Today I’ve found the Disassembler IL between the tools provided with VS2008. I tried to disassemble a program and give a look to the result. Opcodes weren’t so hard to understand but one thing surprised me: the .NET is stack based?! Reading “Write great code, volume II” I didn’t get a good picture of stack based machines because they’re quite slow. They’re easy to implement, too but I don’t think MS devs chose this approach because of its simplicity, after all that code has to be translated into real machine code so they would just move the problem.

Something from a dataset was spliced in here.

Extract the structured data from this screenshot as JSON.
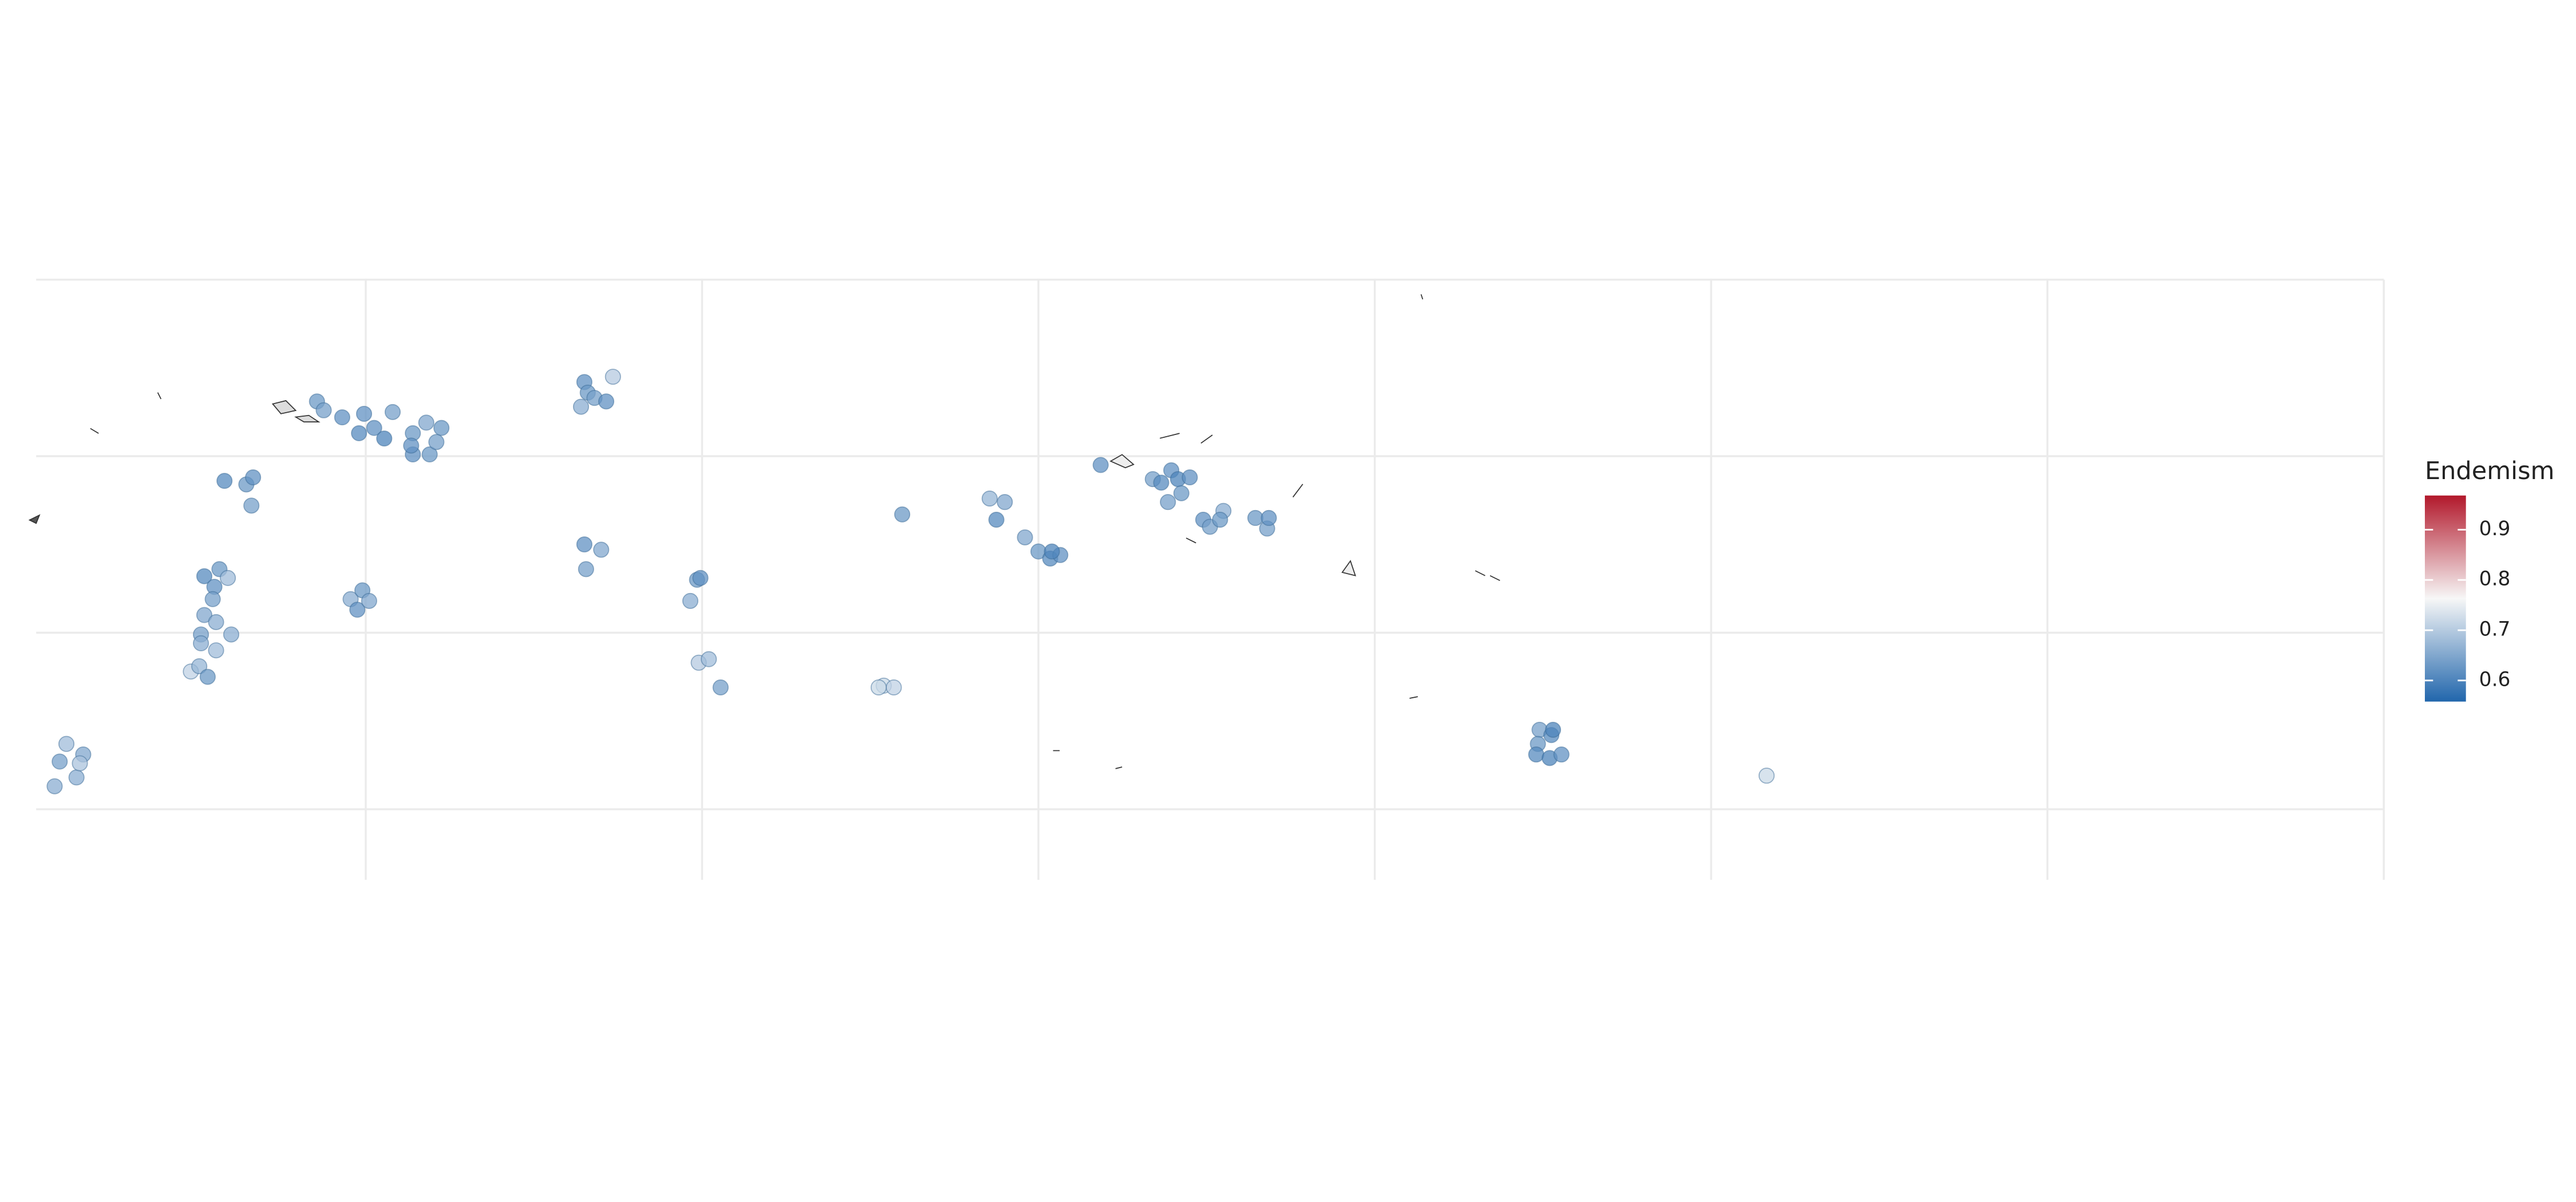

Can any of you explain this strange choice?
PS:
I post here what I read about this topic:
13.1.1 Stack-Based Machines
Stack-based machines use memory for
most calculations, employing a stack
in memory to hold all operands and
results. Computer systems employing a
stack architecture offer some
important advantages over other
architectures:
- The
instructions are often smaller (each
consuming fewer bytes) than those
found in other architectures because
the instructions generally don’t have
to specify any operands.- It
is generally easier to write compilers
for stack architectures than for other
machines because converting arithmetic
expressions to a sequence of stack
operations is very easy.- Temporary variables are rarely
needed in a stack architecture,
because the stack itself serves that
purpose.Unfortunately, stack
machines also suffer from some serious
disadvantages:
- Almost every
instruction references memory (which
is slow on modern machines). Though
caches can help mitigate this problem,
memory performance is still a major
problem on stack machines.- Even though conversion from HLLs
to a stack machine is very easy, there
is less opportunity for optimization
than there is with other
architectures.- Because stack
machines are constantly accessing the
same data elements (that is, data on
the top of the stack), pipelining and
instruction parallelism is difficult
to achieve (see Write Great Code,
Volume 1 for details on pipelining and
instruction parallelism).A
stack is a data structure that allows
operations only on a few limited
elements of the stack (often called
the top of stack and next on stack).
With a stack you generally do one of
three things: push new data onto the
stack, pop data from the stack, or
operate on the data that is currently
sitting on the top of the stack (and
possibly the data immediately below
it).
and
13.1.1.5 Real-World Stack Machines
A big advantage of the stack
architecture is that it is easy to
write a compiler for such a machine.
It’s also very easy to write an
emulator for a stack-based machine.
For these reasons, stack architectures
are popular in virtual machines (VMs)
such as the Java Virtual Machine and
the Microsoft Visual Basic p-code
interpreter. A few real-world
stack-based CPUs do exist, such as a
hardware implementation of the Java
VM; however, they are not very popular
because of the performance limitations
of memory access. Nonetheless,
understanding the basics of a stack
architecture is important because many
compilers translate HLL source code
into a stack-based form prior to
translating to actual machine code.
Indeed, in the worst case (though
rare), compilers are forced to emit
code that emulates a stack-based
machine when compiling complex
arithmetic expressions.
EDIT: I’ve just found an article in @EricLippert’s blog answering the question and confirming @Aaron’s answer
Keep in mind that just because the intermediate representation is stack-based it doesn’t mean the generated machine code is stack-based. As the code is converted from the intermediate form to machine code it’s basically recompiled – allowing for local optimizations.
Once nice thing about using a stack-based intermediate representation is that you’re not tied to any specific architecture.
Imagine if they had decided to use a theoretical register-based system as their intermediate form. How many registers should they pick? 8? 16? 64? If your target processor has more actual registers than the intermediate form then you’ve lost out on possible optimizations. If your target has less actual registers than the intermediate then your optimizations are counter-productive because those registers are flushed to memory anyway.
Even on current CPUs you’ve got a big difference compiling down to x86 vs x64 – not to mention alternate architectures (ARM) or future architectures.
For something like this it’s good that they kept it in the simplest form and then rely on optimization during final code generation to match it to the actual hardware.